Some clients think that if you “trick” them into telling you their budget you’ll tailor your estimate to it. You know what? They’re right. If you tell me that you have $200K, and I feel it’s appropriate, I’ll show you what a $200K design solution looks like. If you have $40K, I’ll see if I can come up with a $40K solution. But they’ll be different solutions. I’m not going to charge you $200K for a $40K solution just because I know you have it. But the least helpful thing possible is for me to come up with a $200K solution when your budget is $40K. It wastes both our time. So tell me what your budget is and I won’t show you the Audi on the lot when you have Civic money.”
If a designer knows your budget they can avoid making suggestions or coming up with solutions that are beyond your means. For instance, if I know that a client’s budget is very tight I won’t bother suggesting a custom design; I’ll start by recommending a pre-made theme and customizing from there. I’m also not going to recommend a lot of snazzy animation and cool interface effects. For this reason it’s important to know how much you’re willing or able to spend and be ready to accept that you may have to compromise on features or design if your budget won’t allow it.
Now some designers will promise you the moon for nothing, which I think should make you nervous. But if you decide to go along with them be prepared for unexpected difficulties or expenses later on. Below I present a few questions you should ask a potential web designer so that you know what you’ll be getting for your money.
Some basic questions regarding web design quality.
If you are seeking quotes from web designers, here are a couple of question you can ask. The following are just a few of the ways that web companies can make it seem like you’re getting more for your money than you really are.
1) Do they use modern web standards and semantic mark up?
2) Are their websites coded using tables?
If they answer “no” or are confused by the first question and “yes” to the second, you’re looking at a loss of search engine ranking for your website as well as an inflexible and difficult website to make design alterations.
3) Do they use in-line CSS styles or HTML formatting?
This means that the code for the formatting (colours etc) has been placed in each individual web page rather than in a separate, easily updatable file and can result in hours of work to make basic changes to your design.
4) Do they propose using an existing theme or template for your website?
Using a pre-made template or theme is a cost efficient option, however you may be disappointed to find another website or (even worse) a competitor’s website that looks exactly like yours.

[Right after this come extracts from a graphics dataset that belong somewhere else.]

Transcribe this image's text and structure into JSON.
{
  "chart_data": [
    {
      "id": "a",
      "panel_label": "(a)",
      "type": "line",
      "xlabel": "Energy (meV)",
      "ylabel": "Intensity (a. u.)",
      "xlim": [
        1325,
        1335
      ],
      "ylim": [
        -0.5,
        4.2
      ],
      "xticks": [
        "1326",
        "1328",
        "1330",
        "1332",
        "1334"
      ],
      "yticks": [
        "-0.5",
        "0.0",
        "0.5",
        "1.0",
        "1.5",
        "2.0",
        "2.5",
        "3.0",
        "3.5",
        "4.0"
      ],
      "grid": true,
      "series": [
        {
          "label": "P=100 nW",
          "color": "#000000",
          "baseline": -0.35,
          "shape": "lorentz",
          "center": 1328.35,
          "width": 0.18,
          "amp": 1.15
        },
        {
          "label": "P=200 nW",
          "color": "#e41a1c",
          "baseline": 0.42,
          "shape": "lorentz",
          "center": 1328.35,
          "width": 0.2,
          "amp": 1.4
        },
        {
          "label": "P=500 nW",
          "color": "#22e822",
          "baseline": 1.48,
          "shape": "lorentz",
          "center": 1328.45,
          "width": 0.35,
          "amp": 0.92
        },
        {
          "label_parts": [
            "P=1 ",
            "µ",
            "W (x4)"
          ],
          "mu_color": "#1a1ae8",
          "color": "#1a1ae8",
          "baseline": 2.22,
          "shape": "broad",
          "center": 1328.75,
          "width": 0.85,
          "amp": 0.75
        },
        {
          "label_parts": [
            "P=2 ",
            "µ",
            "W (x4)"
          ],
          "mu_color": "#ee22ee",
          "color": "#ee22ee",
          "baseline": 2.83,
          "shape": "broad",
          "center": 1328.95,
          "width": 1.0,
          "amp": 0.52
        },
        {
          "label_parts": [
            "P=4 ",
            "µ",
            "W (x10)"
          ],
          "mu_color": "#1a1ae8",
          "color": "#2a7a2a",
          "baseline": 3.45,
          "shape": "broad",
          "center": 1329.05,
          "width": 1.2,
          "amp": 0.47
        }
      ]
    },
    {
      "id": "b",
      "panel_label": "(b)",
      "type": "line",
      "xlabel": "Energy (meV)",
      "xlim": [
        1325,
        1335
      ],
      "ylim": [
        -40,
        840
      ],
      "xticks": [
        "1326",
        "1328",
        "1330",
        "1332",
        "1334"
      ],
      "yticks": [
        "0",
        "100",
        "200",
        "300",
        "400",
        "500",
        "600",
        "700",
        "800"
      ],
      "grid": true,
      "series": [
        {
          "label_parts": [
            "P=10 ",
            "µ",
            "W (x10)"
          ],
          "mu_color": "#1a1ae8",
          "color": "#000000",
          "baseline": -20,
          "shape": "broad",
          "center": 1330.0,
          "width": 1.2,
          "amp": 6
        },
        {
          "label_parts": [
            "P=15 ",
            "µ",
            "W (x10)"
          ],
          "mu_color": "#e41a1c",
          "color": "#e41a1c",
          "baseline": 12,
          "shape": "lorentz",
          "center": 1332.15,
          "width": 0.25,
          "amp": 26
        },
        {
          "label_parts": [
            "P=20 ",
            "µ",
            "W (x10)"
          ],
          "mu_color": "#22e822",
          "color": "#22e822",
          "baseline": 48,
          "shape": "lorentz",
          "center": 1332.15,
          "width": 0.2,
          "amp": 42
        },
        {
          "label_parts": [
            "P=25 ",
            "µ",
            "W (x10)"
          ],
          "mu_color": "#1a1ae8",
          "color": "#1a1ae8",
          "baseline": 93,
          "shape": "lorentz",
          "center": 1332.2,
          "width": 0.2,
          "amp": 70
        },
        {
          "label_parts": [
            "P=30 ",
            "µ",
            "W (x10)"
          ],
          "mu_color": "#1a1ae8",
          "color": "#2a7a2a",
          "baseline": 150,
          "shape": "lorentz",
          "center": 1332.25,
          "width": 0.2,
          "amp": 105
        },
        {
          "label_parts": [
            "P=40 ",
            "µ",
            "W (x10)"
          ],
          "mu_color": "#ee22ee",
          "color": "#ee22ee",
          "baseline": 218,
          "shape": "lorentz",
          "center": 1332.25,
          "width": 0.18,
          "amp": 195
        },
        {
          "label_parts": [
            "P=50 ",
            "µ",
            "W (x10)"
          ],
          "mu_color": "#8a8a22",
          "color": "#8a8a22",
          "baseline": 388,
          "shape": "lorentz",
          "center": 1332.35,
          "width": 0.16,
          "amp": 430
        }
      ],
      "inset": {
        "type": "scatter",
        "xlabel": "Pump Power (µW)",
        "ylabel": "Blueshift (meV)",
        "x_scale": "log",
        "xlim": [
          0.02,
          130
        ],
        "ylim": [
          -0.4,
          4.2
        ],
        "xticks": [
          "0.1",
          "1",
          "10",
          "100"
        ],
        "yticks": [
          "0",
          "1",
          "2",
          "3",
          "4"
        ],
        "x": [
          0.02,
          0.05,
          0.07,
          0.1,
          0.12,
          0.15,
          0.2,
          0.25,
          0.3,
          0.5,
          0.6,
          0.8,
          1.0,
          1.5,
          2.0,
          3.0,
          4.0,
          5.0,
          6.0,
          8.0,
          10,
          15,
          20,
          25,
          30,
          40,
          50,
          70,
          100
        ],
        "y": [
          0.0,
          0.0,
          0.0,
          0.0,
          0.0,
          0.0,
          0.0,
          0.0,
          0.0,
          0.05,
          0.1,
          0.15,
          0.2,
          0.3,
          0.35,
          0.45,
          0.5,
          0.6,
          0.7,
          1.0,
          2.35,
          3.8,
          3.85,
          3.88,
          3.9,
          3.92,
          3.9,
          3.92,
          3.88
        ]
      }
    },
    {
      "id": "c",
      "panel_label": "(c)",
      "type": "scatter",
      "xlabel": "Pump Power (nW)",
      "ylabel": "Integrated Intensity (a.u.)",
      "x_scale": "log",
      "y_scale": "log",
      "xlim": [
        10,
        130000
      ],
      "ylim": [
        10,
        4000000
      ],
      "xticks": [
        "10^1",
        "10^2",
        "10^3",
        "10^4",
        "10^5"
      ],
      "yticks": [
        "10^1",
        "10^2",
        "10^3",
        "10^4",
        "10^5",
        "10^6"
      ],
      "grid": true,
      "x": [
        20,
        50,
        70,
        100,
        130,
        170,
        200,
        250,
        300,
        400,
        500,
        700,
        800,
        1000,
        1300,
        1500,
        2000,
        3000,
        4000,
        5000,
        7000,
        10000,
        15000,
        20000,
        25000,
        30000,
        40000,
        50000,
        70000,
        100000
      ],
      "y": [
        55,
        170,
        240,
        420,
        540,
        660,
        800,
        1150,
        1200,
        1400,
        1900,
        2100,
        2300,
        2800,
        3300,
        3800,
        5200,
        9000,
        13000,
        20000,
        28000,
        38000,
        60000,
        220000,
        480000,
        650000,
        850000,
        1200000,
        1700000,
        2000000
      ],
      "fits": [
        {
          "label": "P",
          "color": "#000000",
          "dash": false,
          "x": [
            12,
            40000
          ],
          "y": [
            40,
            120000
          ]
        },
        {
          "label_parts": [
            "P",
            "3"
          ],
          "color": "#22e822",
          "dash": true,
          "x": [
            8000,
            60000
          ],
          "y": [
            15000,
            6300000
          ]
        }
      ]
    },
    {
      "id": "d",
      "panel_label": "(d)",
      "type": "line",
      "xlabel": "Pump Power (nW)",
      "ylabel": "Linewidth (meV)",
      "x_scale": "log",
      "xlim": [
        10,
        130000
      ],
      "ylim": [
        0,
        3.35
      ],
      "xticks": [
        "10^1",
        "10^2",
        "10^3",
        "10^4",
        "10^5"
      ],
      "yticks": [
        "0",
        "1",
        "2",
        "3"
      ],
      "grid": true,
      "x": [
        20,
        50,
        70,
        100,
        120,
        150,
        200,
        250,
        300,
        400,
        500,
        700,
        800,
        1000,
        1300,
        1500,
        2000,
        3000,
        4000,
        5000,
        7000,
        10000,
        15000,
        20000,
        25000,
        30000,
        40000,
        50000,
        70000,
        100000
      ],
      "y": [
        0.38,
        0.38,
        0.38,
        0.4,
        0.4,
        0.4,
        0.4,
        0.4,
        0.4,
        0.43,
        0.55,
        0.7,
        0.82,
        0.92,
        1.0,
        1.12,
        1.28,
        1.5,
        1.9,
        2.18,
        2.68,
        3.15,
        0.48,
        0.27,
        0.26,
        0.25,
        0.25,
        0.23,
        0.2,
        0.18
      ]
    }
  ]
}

Personally, I’m a strong believer in the importance of having a unique web presence for your brand or organization.
5) Will you be able to update content yourself or will you have to pay them each time you need something changed?
A lot of quick and easy ways to make a website involve using HTML editors such as Adobe DreamWeaver to make changes to web pages and if you don’t have someone on staff who knows how to deal directly with web page mark-up you’ll not only have to pay the web designer to update your website you’ll also have to wait for the updates to be made on their schedule. Having your website built using a Content Management System (CMS) such as WordPress gives you the ability to update content whenever you want without added expense.
I hope this has shed a little light on why costs differ between designers and made the process a little less opaque. Now I encourage you to go forth and ask someone to build you the website of your dreams (as long as it’s not built using tables).